Wali Kota Ambon, Bodewin Wattimena, menyampaikan sambutan Menteri Lingkungan Hidup/Kepala Badan Pengendalian Lingkungan Hidup yang menekankan bahwa persoalan sampah di Indonesia sudah dalam tahap darurat dan tak bisa lagi ditangani dengan cara lama.

HPSN yang diperingati setiap 21 Februari lahir dari refleksi tragedi longsor TPA Leuwigajah tahun 2005. Peristiwa itu menjadi titik balik kebijakan nasional, mengubah pola “kumpul-angkut-buang” menjadi sistem berbasis 3R (Reduce, Reuse, Recycle) dan ekonomi sirkular sebagaimana diatur dalam Undang-Undang Nomor 18 Tahun 2008 tentang Pengelolaan Sampah.
“Kalau kita hanya memindahkan sampah ke TPA, masalah tidak akan selesai. Pengurangan harus dimulai dari rumah tangga dan sumbernya,” tegas Wattimena.
Ia meminta seluruh desa, kelurahan, sekolah, pelaku usaha, hingga perkantoran di Ambon mengubah kebiasaan lama. Pemerintah daerah juga didorong memperkuat regulasi, infrastruktur pemilahan, fasilitas daur ulang, serta edukasi berkelanjutan kepada masyarakat.

Menurutnya, kolaborasi adalah kunci. Tanpa keterlibatan warga, gerakan nasional pengurangan sampah tidak akan berjalan efektif.
Pada kesempatan yang sama, Kepala Dinas Lingkungan Hidup dan Persampahan Kota Ambon, Apries Gaspersz, melaporkan rangkaian HPSN 2026 telah diawali kerja bakti massal 18 Februari 2026 yang melibatkan seluruh OPD dan pemerintah desa/kelurahan. Sebanyak 10 kontainer sampah berhasil dibersihkan dalam kegiatan tersebut.

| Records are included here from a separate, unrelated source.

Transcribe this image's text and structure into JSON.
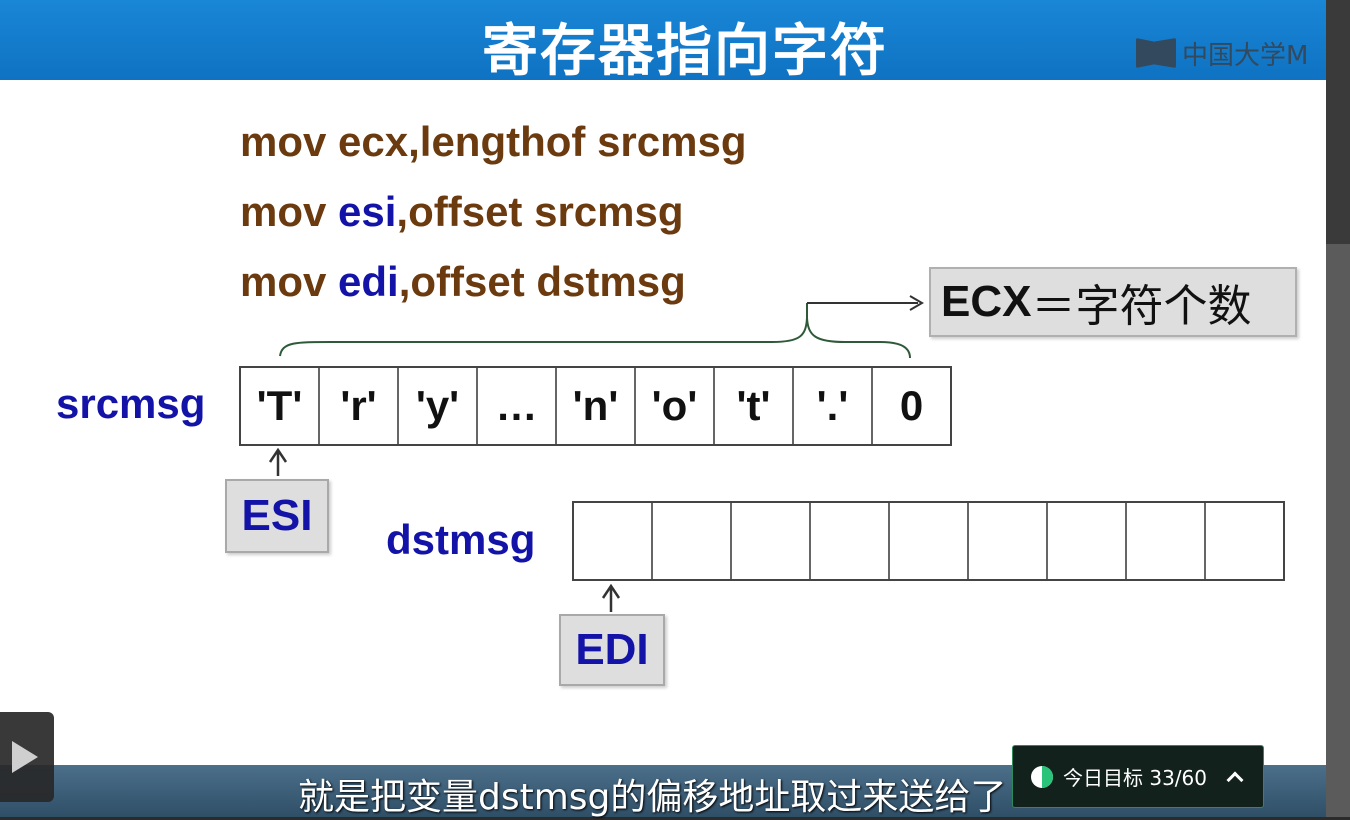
{
  "slide": {
    "title": "寄存器指向字符",
    "logo_text": "中国大学M",
    "code_lines": [
      {
        "op": "mov",
        "reg": "ecx,",
        "rest": "lengthof srcmsg"
      },
      {
        "op": "mov",
        "reg": "esi",
        "rest": ",offset srcmsg"
      },
      {
        "op": "mov",
        "reg": "edi",
        "rest": ",offset dstmsg"
      }
    ],
    "srcmsg": {
      "label": "srcmsg",
      "cells": [
        "'T'",
        "'r'",
        "'y'",
        "…",
        "'n'",
        "'o'",
        "'t'",
        "'.'",
        "0"
      ]
    },
    "dstmsg": {
      "label": "dstmsg",
      "cells": [
        "",
        "",
        "",
        "",
        "",
        "",
        "",
        "",
        ""
      ]
    },
    "esi_label": "ESI",
    "edi_label": "EDI",
    "ecx_note": {
      "reg": "ECX",
      "text": "＝字符个数"
    }
  },
  "player": {
    "subtitle": "就是把变量dstmsg的偏移地址取过来送给了",
    "goal_label": "今日目标 33/60"
  },
  "colors": {
    "title_bar": "#1a86d6",
    "code_brown": "#6b3a0e",
    "register_blue": "#1313a8",
    "goal_green": "#2ac37a"
  },
  "icons": [
    "play-icon",
    "goal-progress-icon",
    "chevron-up-icon",
    "mooc-logo-icon"
  ]
}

Puncak acara di Rutong diisi dengan pencanangan gerakan kebersihan kota, pemberian penghargaan kepada petugas kebersihan dan kelurahan terbaik dalam pengelolaan retribusi sampah, lomba kebersihan lingkungan, pameran UMKM, hingga layanan kesehatan gratis.
Pemerintah Kota Ambon menargetkan HPSN 2026 menjadi momentum nyata menekan volume sampah yang masuk ke TPA dan membangun budaya bersih secara konsisten. Dari Rutong, pesan itu ditegaskan: perang terhadap sampah dimulai dari diri sendiri dan dari sekarang.